Ultimately, the people who criticize hydrogen are doing the same thing as those that attacked solar power. It is just missing the forest for the trees, and they are basically guaranteed to be wrong.
Can't speak for everyone but my criticism of hydrogen is not on its theoretical potential to displace fossil fuels as an energy carrier, but on its practical constraints today.
I don't see many people criticizing hydrogen like those who "attacked solar" but people more treating it like fusion - it's very likely the way of the future, but we shouldn't stand around waiting for that future to materialize when we can be making changes now that will help preserve our collective future.

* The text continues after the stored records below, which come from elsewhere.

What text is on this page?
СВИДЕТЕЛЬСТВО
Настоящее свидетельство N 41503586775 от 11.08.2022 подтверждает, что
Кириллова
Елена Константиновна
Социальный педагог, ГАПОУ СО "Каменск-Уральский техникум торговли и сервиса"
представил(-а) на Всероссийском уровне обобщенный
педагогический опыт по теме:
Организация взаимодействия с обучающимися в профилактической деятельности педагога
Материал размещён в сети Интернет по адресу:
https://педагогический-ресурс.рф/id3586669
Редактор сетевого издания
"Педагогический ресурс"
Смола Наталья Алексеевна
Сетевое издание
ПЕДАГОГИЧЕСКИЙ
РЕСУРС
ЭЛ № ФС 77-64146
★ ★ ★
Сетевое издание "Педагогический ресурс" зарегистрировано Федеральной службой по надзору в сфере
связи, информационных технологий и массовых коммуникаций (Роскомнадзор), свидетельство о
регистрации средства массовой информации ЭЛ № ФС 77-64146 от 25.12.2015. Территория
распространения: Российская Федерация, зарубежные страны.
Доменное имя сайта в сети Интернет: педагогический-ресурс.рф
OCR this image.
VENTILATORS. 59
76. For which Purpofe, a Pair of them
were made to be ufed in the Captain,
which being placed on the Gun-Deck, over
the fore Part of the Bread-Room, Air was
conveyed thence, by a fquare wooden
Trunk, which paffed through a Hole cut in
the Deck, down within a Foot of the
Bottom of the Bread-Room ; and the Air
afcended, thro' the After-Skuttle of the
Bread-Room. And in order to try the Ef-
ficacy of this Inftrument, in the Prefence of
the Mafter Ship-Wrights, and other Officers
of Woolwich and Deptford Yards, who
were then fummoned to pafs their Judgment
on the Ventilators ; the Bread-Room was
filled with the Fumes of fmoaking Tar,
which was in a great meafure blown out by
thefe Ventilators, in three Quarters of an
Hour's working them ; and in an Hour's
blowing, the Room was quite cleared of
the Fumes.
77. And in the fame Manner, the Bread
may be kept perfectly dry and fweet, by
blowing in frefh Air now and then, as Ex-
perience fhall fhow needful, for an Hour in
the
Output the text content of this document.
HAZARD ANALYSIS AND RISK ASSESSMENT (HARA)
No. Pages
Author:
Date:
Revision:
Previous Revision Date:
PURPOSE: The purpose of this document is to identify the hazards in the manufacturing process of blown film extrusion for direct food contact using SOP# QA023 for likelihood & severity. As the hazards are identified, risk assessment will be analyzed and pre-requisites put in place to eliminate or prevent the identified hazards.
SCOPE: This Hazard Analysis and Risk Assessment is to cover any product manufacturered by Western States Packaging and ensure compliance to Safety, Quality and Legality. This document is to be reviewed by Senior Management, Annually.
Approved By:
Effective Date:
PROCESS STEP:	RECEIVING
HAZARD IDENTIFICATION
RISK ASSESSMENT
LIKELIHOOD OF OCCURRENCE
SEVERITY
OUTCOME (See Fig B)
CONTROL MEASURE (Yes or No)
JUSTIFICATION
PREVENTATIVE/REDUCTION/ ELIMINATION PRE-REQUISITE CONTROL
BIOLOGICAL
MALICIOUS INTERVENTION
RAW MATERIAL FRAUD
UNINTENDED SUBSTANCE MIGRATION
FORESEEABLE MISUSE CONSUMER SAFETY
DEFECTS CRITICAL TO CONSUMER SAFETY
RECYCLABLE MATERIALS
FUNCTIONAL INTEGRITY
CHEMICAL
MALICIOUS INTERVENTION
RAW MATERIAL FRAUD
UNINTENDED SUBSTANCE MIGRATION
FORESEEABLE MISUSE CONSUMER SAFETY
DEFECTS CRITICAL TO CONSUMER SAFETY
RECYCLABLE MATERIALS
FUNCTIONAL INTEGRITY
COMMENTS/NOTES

Additionally, your theoretical ultra-efficient-platinum-free-corrosion-resistant-fuel-cell-and-electrolyzer future is competing against the theoretical super-energy-dense-durable-low-cost-solid-state-battery future, and I shook my Magic 8 ball asking which is more likely and all I got was "Ask again later" so... ¯\_(ツ)_/¯
Round trip, although you can make and store it with excess solar you were just gonna throw away
It's easier for people to imagine an alternative to capitalism than an alternative to cars.
I hope hydrogen succeeds myself but my friend pointed out a hydrogen engine will still need an oil change.
In the EV space they have sodium batteries now which don't use rare minerals?